リースがその美しい膨らみをコンプレックスに思っている理由は、
先に述べた雌のシンボルであるというのに加え、もう一つあった。

それは…あまりにも敏感すぎるということだ。



自分のそれが平均よりもずっと敏感で淫乱なものであると自覚したのは
まだこの忌まわしい膨らみが今の半分ぐらいだった頃の事か。

同年代のアマゾネス見習いの少女達に至ってはまだ膨らみ始めても居ない子さえ居るような年頃で、
そんな中ひとり大人並の膨らみを揺らしている自分に、恥かしさと……この時はまだ、ちょっとした誇らしさを持っていた。





集団で行われる沐浴の最中に、胸を揉まれた。


……といっても、性的、雄的なねっとりとした淫気を含むそれではなく、
同年代の少女の膨らみに対する純粋な興味からなる、からかい半分、おふざけ半分の、可愛らしいスキンシップの範囲でだ。


ことさら、胸が膨らみ始める頃などというのは
一応の性教育を終えて間もない時分で、
好奇心旺盛な少女達は変化を始めた自分や仲間たちの身体にも興味津々なお年頃である。


膨らみと呼ぶには可愛すぎるものを後ろから揉み込み、振り返って揉み返されてはきゃっきゃと囀り笑うような中、
はしゃぎ余った勢いでリースの胸にも手が伸びた。


まだ身分などの概念が薄い少女達の中でのリースは、ちょっと特別な、綺麗で優しく生真面目な女の子、ぐらいの位置づけで、
その頃からして顔をうずめてみたくなるような膨らみと、それから生真面目として知られる性格の二点が
容易に『ちょっと特別』という垣根を越えさせてしまったのだった。


あのいつも真面目で大人しい女の子の大きなおっぱいをいたずらしたら、
一体どんな反応が返ってくるのだろう。


好ましく思っている女の子の、滅多に見られないような反応を見てみたい。

そういう好奇心から出た手は、
当然指先の細かな蠢きや親指による乳首転がしなどの淫技を含むいやらしいものではない。

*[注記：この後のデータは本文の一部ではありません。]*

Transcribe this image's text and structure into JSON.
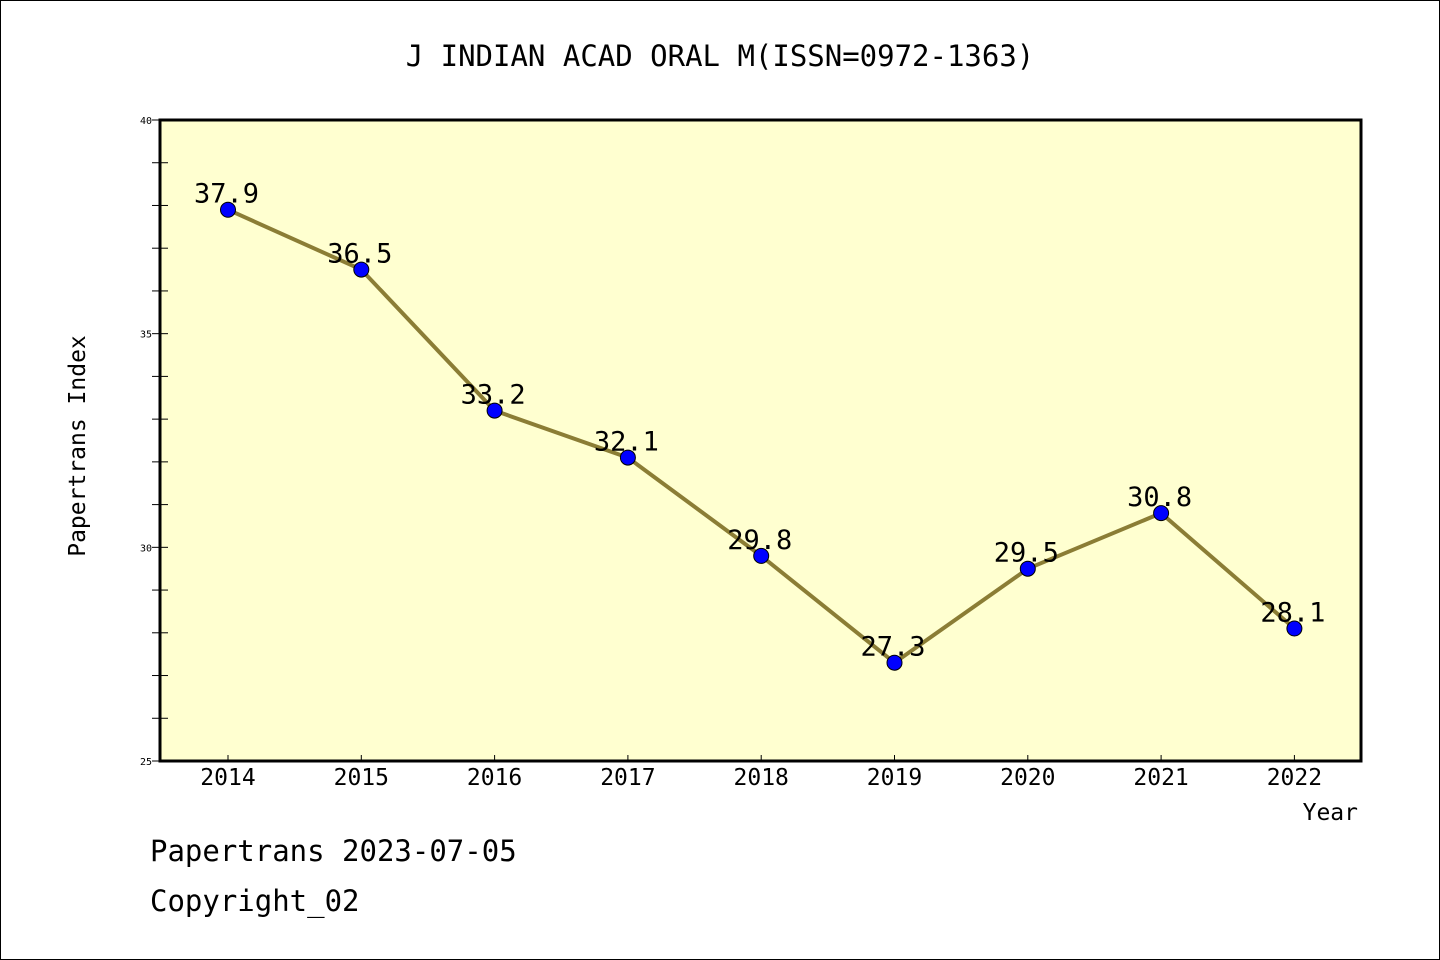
{
  "chart_data": {
    "type": "line",
    "title": "J INDIAN ACAD ORAL M(ISSN=0972-1363)",
    "xlabel": "Year",
    "ylabel": "Papertrans Index",
    "categories": [
      "2014",
      "2015",
      "2016",
      "2017",
      "2018",
      "2019",
      "2020",
      "2021",
      "2022"
    ],
    "values": [
      37.9,
      36.5,
      33.2,
      32.1,
      29.8,
      27.3,
      29.5,
      30.8,
      28.1
    ],
    "data_labels": [
      "37.9",
      "36.5",
      "33.2",
      "32.1",
      "29.8",
      "27.3",
      "29.5",
      "30.8",
      "28.1"
    ],
    "ylim": [
      25,
      40
    ],
    "yticks": [
      "25",
      "30",
      "35",
      "40"
    ],
    "grid": false,
    "legend": "none",
    "colors": {
      "plot_background": "#ffffd0",
      "line": "#8b7d35",
      "marker": "#0000ff"
    }
  },
  "footer": {
    "line1": "Papertrans 2023-07-05",
    "line2": "Copyright_02"
  }
}
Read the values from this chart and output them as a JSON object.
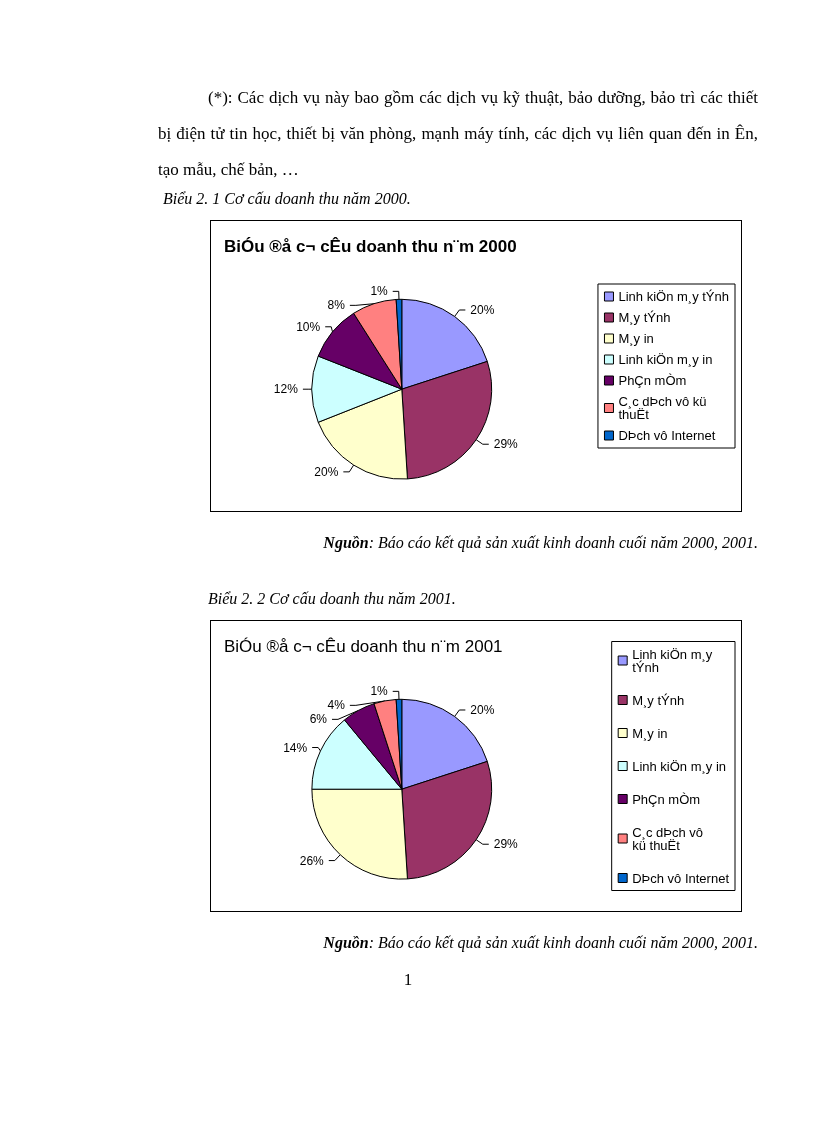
{
  "chart_data": [
    {
      "type": "pie",
      "title": "BiÓu ®å c¬ cÊu doanh thu n¨m 2000",
      "subtitle": "Biểu 2. 1 Cơ cấu doanh thu năm 2000.",
      "annotations": [
        "(*): Các dịch vụ này bao gồm các dịch vụ kỹ thuật, bảo dưỡng, bảo trì các thiết bị điện tử tin học, thiết bị văn phòng, mạnh máy tính, các dịch vụ liên quan đến in Ên, tạo mẫu, chế bản, …",
        "Nguồn: Báo cáo kết quả sản xuất kinh doanh cuối năm 2000, 2001."
      ],
      "categories": [
        "Linh kiÖn m¸y tÝnh",
        "M¸y tÝnh",
        "M¸y in",
        "Linh kiÖn m¸y in",
        "PhÇn mÒm",
        "C¸c dÞch vô kü thuËt",
        "DÞch vô Internet"
      ],
      "values": [
        20,
        29,
        20,
        12,
        10,
        8,
        1
      ],
      "value_labels": [
        "20%",
        "29%",
        "20%",
        "12%",
        "10%",
        "8%",
        "1%"
      ],
      "colors": [
        "#9999ff",
        "#993366",
        "#ffffcc",
        "#ccffff",
        "#660066",
        "#ff8080",
        "#0066cc"
      ],
      "legend": "right"
    },
    {
      "type": "pie",
      "title": "BiÓu ®å c¬ cÊu doanh thu n¨m 2001",
      "subtitle": "Biểu 2. 2 Cơ cấu doanh thu năm 2001.",
      "annotations": [
        "Nguồn: Báo cáo kết quả sản xuất kinh doanh cuối năm 2000, 2001.",
        "1"
      ],
      "categories": [
        "Linh kiÖn m¸y tÝnh",
        "M¸y tÝnh",
        "M¸y in",
        "Linh kiÖn m¸y in",
        "PhÇn mÒm",
        "C¸c dÞch vô kü thuËt",
        "DÞch vô Internet"
      ],
      "values": [
        20,
        29,
        26,
        14,
        6,
        4,
        1
      ],
      "value_labels": [
        "20%",
        "29%",
        "26%",
        "14%",
        "6%",
        "4%",
        "1%"
      ],
      "colors": [
        "#9999ff",
        "#993366",
        "#ffffcc",
        "#ccffff",
        "#660066",
        "#ff8080",
        "#0066cc"
      ],
      "legend": "right"
    }
  ]
}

ただそのボリュームを実感しようとしているだけのように、
むぎゅぅっと後ろから鷲づかみにしただけだ。

大きな胸だからある程度強く掴んでも大丈夫と思ったのか、
割合、容赦の無い掌握だった。

槍の訓練で鍛えられた握力を自覚も抑制もなしに込めているそれは
別の女の子がこれをやられたら、「痛(いった)ぁぁぁぁぁい!!」と涙目になって飛び上がるほどの攻撃力を有していた。

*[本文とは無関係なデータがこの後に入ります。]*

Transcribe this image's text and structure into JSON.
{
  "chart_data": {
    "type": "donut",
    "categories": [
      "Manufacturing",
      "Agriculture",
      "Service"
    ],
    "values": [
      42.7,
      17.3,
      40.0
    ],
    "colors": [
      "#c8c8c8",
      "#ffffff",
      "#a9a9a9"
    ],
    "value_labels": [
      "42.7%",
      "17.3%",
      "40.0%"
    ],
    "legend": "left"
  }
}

当然リースの、その既に豊満にして、しかし未だ膨らみかけである青果実も例外ではない。

ゴム鞠のように硬い少女巨乳の中には瑞々しく新鮮な神経がみっちりと詰まっていて、
そんな部分を掴み潰されたなら悲鳴を上げながら転げまわってしまうだろう。


……が、


「はぁああああああああぅんっ……!!」


――それが、リースが生まれて始めて上げた、女の声だった。


確かに転げまわってしまいそうな痛みはあったし、その痛みで密かに失禁してしまった。


けれどもそれを上回る、あろうことか快楽の波が、地震が、雷(いかずち)が、あっというまに乳首をはしたなく膨張させてゆく姫果実の中で暴れ狂い、知識の上でしか知らなかったリースの性神経を調教済みの肉奴隷のように覚醒させきってしまっていたのだ。


びっくりした女の子が飛びのき、必死に謝る。
何事かと集中する少女達の視線に囲まれる中、どうしようもなく淫らに疼いて病まない幼い肢体と、刻一刻淫靡な形へと膨張し続けるはしたない乳首を腕に覆い隠しながら、リースは大人達がやってくるまで、川の中にしゃがみこんで泣きじゃくるしかなかった。




………以来、女の子達からはそれまでと少し違った目で見られるようになり、
それも手伝って、大きな胸は誇りも何もない、ひたすらに恥かしく忌まわしいだけのコンプレックスの塊になってしまったのである。